Perhaps the most immediate and ethically charged use case is health care. Gates predicts that AI will soon surpass human doctors in diagnosing certain conditions, thanks to its ability to process enormous datasets and evolving research. This transformation isn’t just about efficiency. It’s about equity. In areas where the ratio of doctors-to-patients is dangerously low, AI could offer a lifeline providing primary care insights in places where healthcare access is limited or nonexistent. The implications are vast: detecting rare diseases early, customizing treatments through genetic profiling, even predicting viral mutations before they spread.
Who Builds AI Matters
Gates’ belief that AI can reduce some of the world’s worst inequities is noble. However, realizing that vision depends entirely on a crucial question: Who develops, owns, governs, and benefits from this technology?
So far, the AI frontier is dominated by a handful of powerful private labs, turbocharged by billions in venture capital, and guided more by quarterly earnings than collective ethics. If AI is to truly serve the underserved, as Gates hopes, we urgently need a different model. One rooted in accountable governance, transparent and inclusive development, and public-interest infrastructure.
But speed must not come at the cost of safeguards and potentially deepen, rather than diminish, systemic inequalities. For example, medical AI trained on datasets that exclude marginalized populations risks reproducing those exclusions. Without transparent and inclusive governance, AI may reinforce bias instead of dismantling it.
Designing for Impact, Not Only Innovation
The duality of opportunity and risk is why organisations shaping AI must adopt a deeply intentional approach and have a clear ethical compass.

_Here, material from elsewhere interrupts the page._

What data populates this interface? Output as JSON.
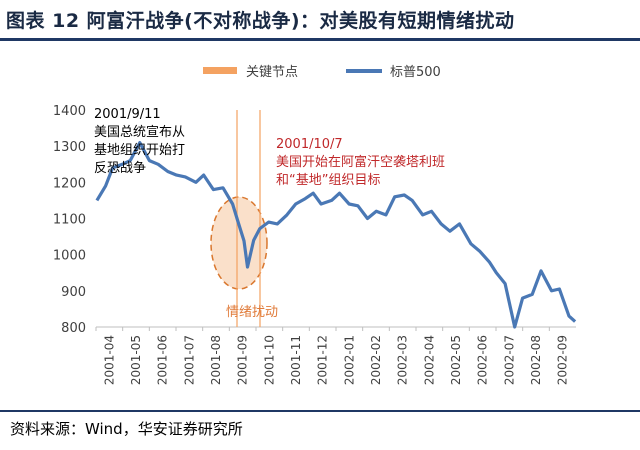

AI’s future isn’t just about productivity or speed. If we want AI to deliver on its promise, its future must be guided by critical questions: Who does this serve? Who might it harm? Who is missing from the design process?
That’s where mission-led organisations come in, those committed to building AI that reflects the diversity, dignity, and the lived realities of the people it aims to serve.
It is encouraging to see that McKinsey reports a threefold increase in AI-for-social-good use cases from fewer than 200 in 2018 to over 600 today. In a study of 20,000 companies, 40% were found to be contributing directly or indirectly towards one of the United Nation’s 17 SDGs furthering our conviction in the potential of AI for the greater good.
But this shift is only just the beginning and we need more of it. More attention, more investment, and more bold efforts to apply AI in ways that deliver tangible, positive outcomes.
Why She Shapes AI
At She Shapes AI, this is at the heart of what we aim to do: rebalance who builds and benefits from AI and to what end. We exist to amplify voices, innovations, and leadership of women who are shaping AI responsibly.
Because when AI is done well, it serves everyone.